We took a tour to Tortuga Island. Clambering into the boat full of Americans we motored through the Pacific viewing the jagged volcanic rock that spilled into the sea creating a fairly impressive coastline. And on the way we spotted two small grey dolphins whom we followed for awhile. Upon arriving to the Tortuga Island, we dumped our gear on the white sand before jumping into a small boat to take us to a small rock for snorkeling. Now usually the snorkeling and diving here is suppose to be pretty impressive but we were in the rainy season, and the water was stirred up so all we managed to see were a few clown fish and some kind of jelly fish that decided to sting me on the way back on the boat. My skin turning a nice shade of red and slowly blistering up, I was worried until the skipper told me it was OK, I wouldn’t die and I just had to pour some vinegar over it, and getting back to the beach I did just that
We spent the afternoon with a young American couple who were exceptionally friendly and took a keen interest on how on earth we had the ability to travel for 12 months.
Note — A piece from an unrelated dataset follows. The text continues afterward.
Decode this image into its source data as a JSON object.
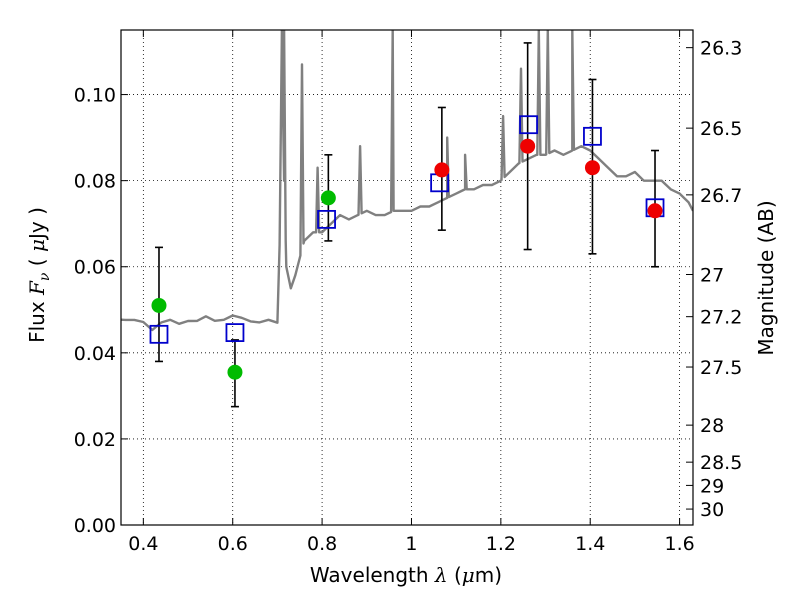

They had a vacation of a full 8 days from Colorado where they had left there 9mth year old baby with the grandparents. Again, I almost felt embarrassed discussing the details and telling them that “it was actually out second year off in 5 years” where we had decided to travel the world…without working. It was just a concept to foreign to them when their economy was shot to pieces and you had a whole two weeks leave a year which most of the time you couldn’t take consecutively. Another couple was from Sicily, and I forgot how much I loved the Italians. They spoke passionately about their home island and the beautiful playas…holding their fingers to their lips and kissing them….ballisimo! Other then the lovely beach and good company we made friends with a bush pig called Regina. So friendly, she trotted along to you and loved a pat on the belly and a few little scraps from lunch. Then there was the friendly little puppy that trotted and played with Regina and bounded after the coconuts Murray thew to it.
We spent four nights in Montezuma and enjoyed the small scale of the town but what really made it was the animal life..both in the jungle, in the sea and even the tame Regina that reinforced that I would never eat pork again. I reminded myself of this while the happy Italian man licked his lips while pointing at Regina promoting that she was a Sicilian specialty.